Stock Trading Adds A New Product Loop
Binance’s stock feature is built around direct equity access rather than a simple price-tracking derivative. Eligible users receive beneficial ownership of securities held through a U.S.-regulated clearing broker, with dividend and corporate-action eligibility attached to supported holdings.
That distinction is important because Binance has already built large demand around synthetic TradFi exposure. Its equity-linked and pre-IPO perpetual products gave traders stock and private-market exposure through derivative rails, where no actual share ownership exists. The stock product now adds a more direct route, while bStocks would move selected equity exposure onto blockchain rails once regulatory approvals are in place.
The demand signal also lands as crypto traders are already showing strong appetite for equities, ETFs and private-company narratives. Binance’s earlier move into TradFi perps and pre-IPO exposure showed how quickly users can rotate into non-crypto assets when the interface, margin system and settlement currency feel familiar.
bStocks Could Push The AUM Story Onchain
The bigger long-term piece remains bStocks. Binance plans to let eligible users convert selected equity holdings into tokenized securities issued through an ADGM-registered SPV, subject to regulatory approval.

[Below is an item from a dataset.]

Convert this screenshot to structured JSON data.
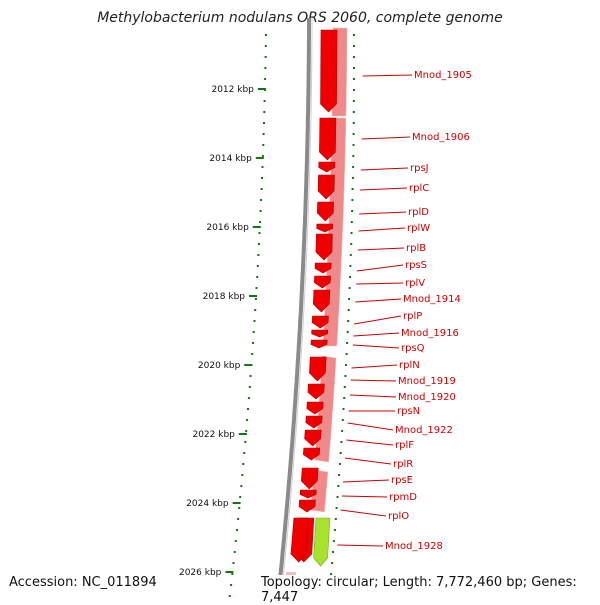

That would turn the early $400 million AUM milestone into more than a brokerage-growth headline. If bStocks launches cleanly, Binance could connect direct stock access, tokenized equity issuance, BNB Chain settlement and DeFi-style use cases such as collateral, liquidity provision and structured products.
The same race is already spreading across tokenized-equity markets. Ondo recently moved toward equity-linked perps built around tokenized stock collateral, showing how fast stock exposure is becoming trading inventory for onchain and crypto-native platforms.
The risk is execution. Stock trading adds brokerage rules, market-hour complexity, corporate actions, investor eligibility checks, custody obligations and regional restrictions. Tokenized stocks add another layer around redemption rights, transfer controls, liquidity, chain risk and regulatory approval.
Still, the early number gives Binance a strong first data point. More than $400 million in AUM within the first week shows that eligible users are willing to bring traditional assets into the crypto app, not only use Binance for tokens and derivatives. The next test is whether that demand grows once bStocks goes live and users can decide whether stock exposure should remain inside a brokerage-style account or move onto programmable market rails.